Digital Marketing

Rediscovering the power of story – powered by data and AI

The May 2026 MarTech conference gathered a panel of marketing leaders to address the tension: maintaining authentic storytelling in an era shaped by AI and data.

In the session, “Marketing Time: Rediscovering the power of story, fueled by data and AI,” moderator A. Lee Judge, founder and CMO of Content Monsta, led a discussion with Dale Bertrand, Melanie Deziel, Lexie Haggerty of Braze, and Jordache Johnson.

The reality of modern marketing is that audiences are increasingly skeptical about whether a person or a machine is behind the screen. Deziel said trust will depend less on polish and more on light. “People will look for those signs of trust,” he said, noting that brands must provide insight “behind the scenes” to prove that real people are driving the messages.

When AI-generated audio becomes mainstream, personal storytelling becomes a differentiator. Johnson urged the vendors to rely on the conviction. “Stand on something that has value,” he advises, arguing that tension and vulnerability are specific signs of human involvement that machines cannot replicate.

The panel also explored how to use data without letting it stifle the creative spark. Bertrand explained that data should support storytelling rather than replace it, using customer intent analysis to understand audience needs. He shared how his agency analyzed sales calls to measure the impact of competitors’ negative messaging, revealing an estimated $12 million in revenue at risk.
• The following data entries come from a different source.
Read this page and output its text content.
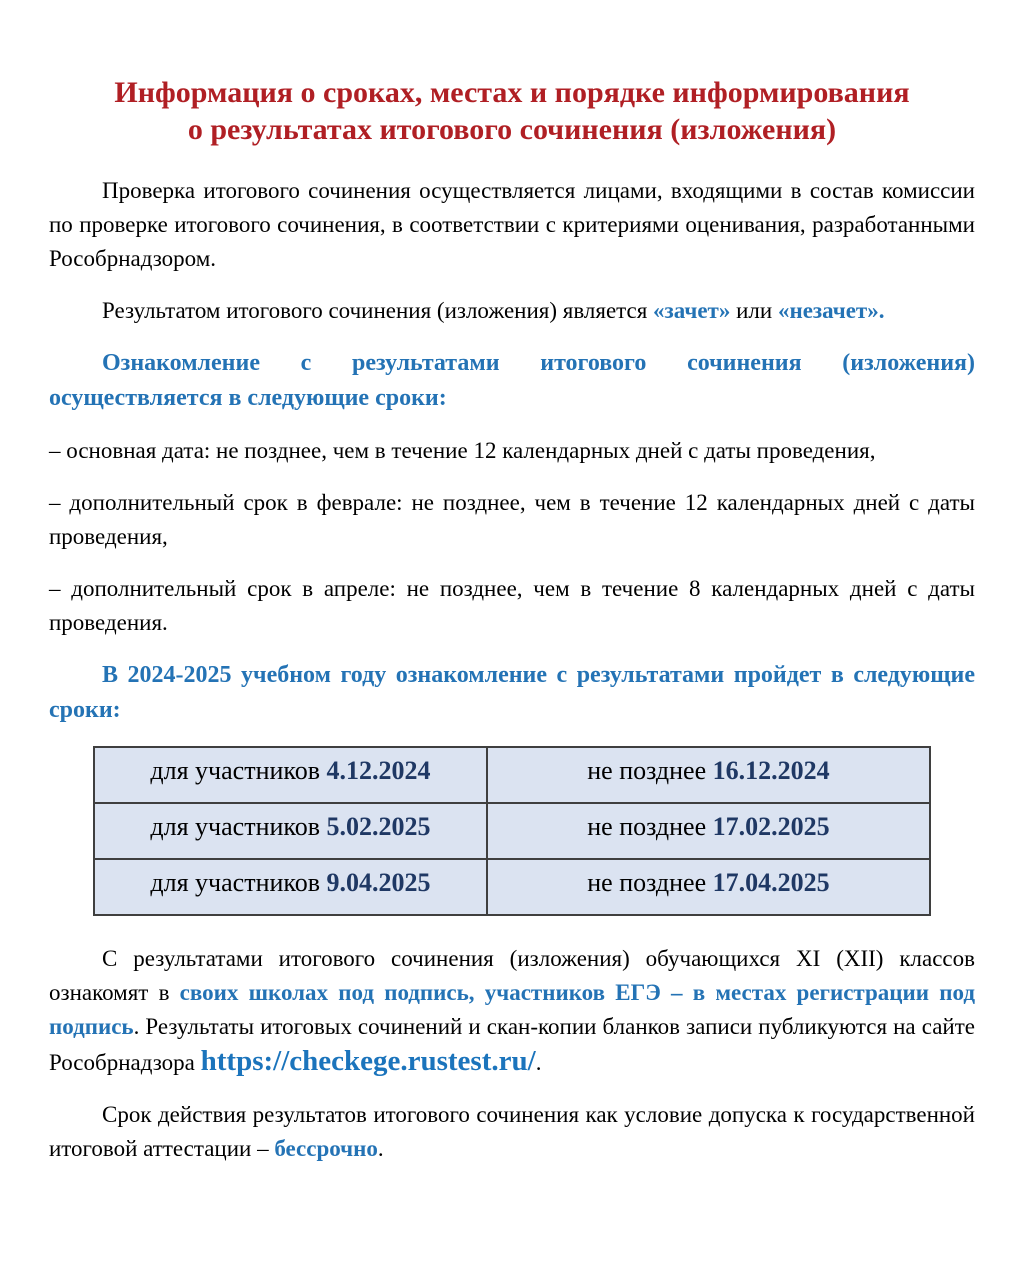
Информация о сроках, местах и порядке информирования
о результатах итогового сочинения (изложения)

Проверка итогового сочинения осуществляется лицами, входящими в состав комиссии по проверке итогового сочинения, в соответствии с критериями оценивания, разработанными Рособрнадзором.

Результатом итогового сочинения (изложения) является «зачет» или «незачет».

Ознакомление с результатами итогового сочинения (изложения) осуществляется в следующие сроки:

– основная дата: не позднее, чем в течение 12 календарных дней с даты проведения,

– дополнительный срок в феврале: не позднее, чем в течение 12 календарных дней с даты проведения,

– дополнительный срок в апреле: не позднее, чем в течение 8 календарных дней с даты проведения.

В 2024-2025 учебном году ознакомление с результатами пройдет в следующие сроки:

для участников 4.12.2024	не позднее 16.12.2024
для участников 5.02.2025	не позднее 17.02.2025
для участников 9.04.2025	не позднее 17.04.2025

С результатами итогового сочинения (изложения) обучающихся XI (XII) классов ознакомят в своих школах под подпись, участников ЕГЭ – в местах регистрации под подпись. Результаты итоговых сочинений и скан-копии бланков записи публикуются на сайте Рособрнадзора https://checkege.rustest.ru/.

Срок действия результатов итогового сочинения как условие допуска к государственной итоговой аттестации – бессрочно.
For these leaders, the greatest value of AI lies in improving workflow and revealing hidden information. Bertrand described sales recordings as a “cheat code” for finding out what customers really care about, while Judge noted that AI can reveal patterns that sales teams might otherwise overlook.

Successful scaling requires a process foundation over plugins. Johnson stressed that organizations often rush to tools while ignoring the systems needed to implement them.

“Context is more important than anything else you’re going to put into an AI tool,” he said. Deziel emphasized this, warning that applying AI to a disorganized workflow only creates “chaos and miscommunication at scale.”

On the topic of personalization, Haggerty pointed out that the obstacle is not a lack of data, but silos that prevent its use. He emphasized using real-time behavioral data to create useful, non-obtrusive experiences. “It’s 2026,” he said. “We know that personalization is not the same as dropping the first word in the subject line.”

Looking ahead, the panel warned of the pitfall of over-development. Johnson criticized the tendency to “worship speed over brilliance,” while Deziel reminded the audience of a human audience at the end of an automatic series. “You’ve made a lot of content successfully and nobody’s hearing anything,” he said. “That’s not the goal.”

The way forward is clear: AI must augment, not replace, human strategic thinking. Success in this emerging global industry is for brands that combine data-driven insights with the kind of authentic storytelling that audiences really remember.